The ATLAS (The Assessment of Treatment with Lisinopril and Survival) study is very important from the point of view of using evidence-based medicine data in real clinical practice [4]. This double-blind, randomized study included 3164 patients with heart failure of NYHA functional classes II-IV. All patients were randomly assigned to two groups: those receiving lisinopril in low doses (2.55 mg per day) and those receiving lisinopril in high doses (32.5-35 mg per day). These doses, according to preliminary data, corresponded to the doses of other ACE inhibitors that contributed to a significant reduction in mortality in heart failure. The duration of observation was 39-58 months.
In fact, the ATLAS study compared ACE inhibitor therapy, which is recommended based on the results of controlled studies, with therapy with the same drugs, which is most often actually prescribed to patients (it is well known that ACE inhibitors are used in everyday clinical practice in patients with heart failure). usually prescribed in minimal doses [12]) to prevent severe hypotension.
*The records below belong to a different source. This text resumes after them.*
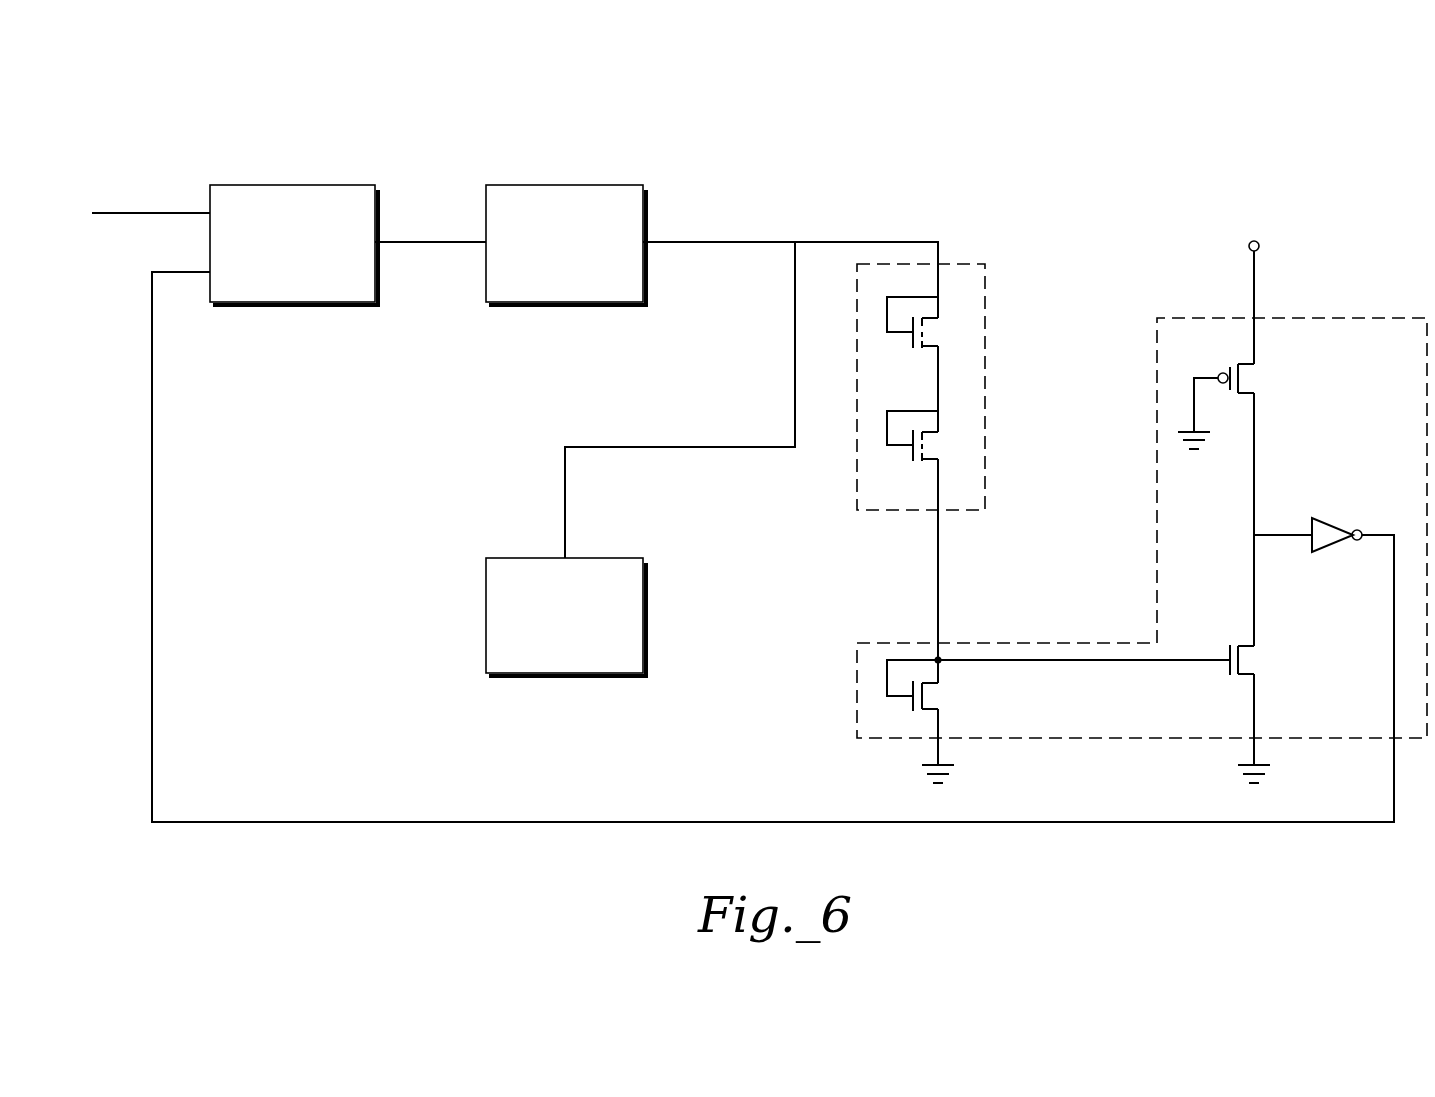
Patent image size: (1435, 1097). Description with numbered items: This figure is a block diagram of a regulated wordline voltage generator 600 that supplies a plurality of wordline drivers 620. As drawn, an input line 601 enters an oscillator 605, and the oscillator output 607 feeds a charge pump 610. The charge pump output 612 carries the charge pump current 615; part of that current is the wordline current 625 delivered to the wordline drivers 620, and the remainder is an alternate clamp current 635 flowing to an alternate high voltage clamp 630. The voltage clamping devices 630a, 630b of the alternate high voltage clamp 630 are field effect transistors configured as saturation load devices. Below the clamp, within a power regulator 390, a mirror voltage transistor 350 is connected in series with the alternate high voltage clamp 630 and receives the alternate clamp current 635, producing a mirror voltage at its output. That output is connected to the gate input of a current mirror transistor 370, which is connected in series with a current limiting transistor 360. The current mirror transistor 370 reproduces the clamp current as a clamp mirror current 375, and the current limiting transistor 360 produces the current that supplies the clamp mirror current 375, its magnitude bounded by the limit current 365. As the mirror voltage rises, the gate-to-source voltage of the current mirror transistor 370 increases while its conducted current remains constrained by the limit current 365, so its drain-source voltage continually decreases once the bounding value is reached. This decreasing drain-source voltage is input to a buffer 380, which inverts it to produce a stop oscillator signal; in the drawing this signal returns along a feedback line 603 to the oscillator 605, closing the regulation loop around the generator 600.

The regulated wordline voltage generator 600 is at (962, 132).
The enable input line 601 is at (142, 212).
The feedback control line 603 is at (176, 271).
The oscillator 605 is at (298, 184).
The oscillator output line 607 is at (418, 241).
The charge pump 610 is at (565, 184).
The charge pump output 612 is at (706, 241).
The charge pump current 615 is at (724, 254).
The wordline drivers 620 is at (646, 578).
The wordline current 625 is at (778, 400).
The alternate high voltage clamp 630 is at (956, 462).
The voltage clamping device 630a is at (900, 350).
The voltage clamping device 630b is at (900, 460).
The alternate clamp current 635 is at (952, 548).
The mirror voltage transistor 350 is at (937, 697).
The current limiting transistor 360 is at (1254, 380).
The limit current 365 is at (1269, 427).
The current mirror transistor 370 is at (1254, 662).
The clamp mirror current 375 is at (1269, 565).
The buffer 380 is at (1336, 528).
The power regulator 390 is at (1342, 318).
Although there was no significant difference in overall mortality between groups in the ATLAS study (mortality difference was 8% in favor of patients treated with high doses, p = 0.128), treatment with high doses significantly reduced the risk death and hospitalization from any cause (by 12% compared with the use of low doses, p = 0.002), as well as the risk of death and hospitalization due to cardiovascular diseases (by 9%, p = 0.027). It is interesting that clinical improvement (dynamics of the class of heart failure) was expressed approximately equally in the groups treated with low and high doses of lisinopril. CONCLUSION
Currently, the ACE inhibitor lisinopril is a well-studied drug that has been used in a number of large controlled studies and has proven its effectiveness in chronic heart failure, acute myocardial infarction (starting from the first day), complicated by impaired left ventricular function, as well as with hypertension. Of course, this drug should be prescribed exactly as it was done in the above-mentioned studies, and only then can the doctor expect to obtain the same results in terms of improving the prognosis of the disease.
References:
1. Adasheva T.V. and others // Rus. honey. magazine 2013. T. 11. No. 2. P. 62.
2. Andrushchishina T.B. and others // Rus. honey. magazine 2012. T. 10. No. 10. P. 472.
3. Gorokhova S.G. // High-quality clinical practice. 2013. No. 2. P. 65.
4. Petrov V.I. and others // Medicinal Bulletin. 2015. No. 3. P. 14.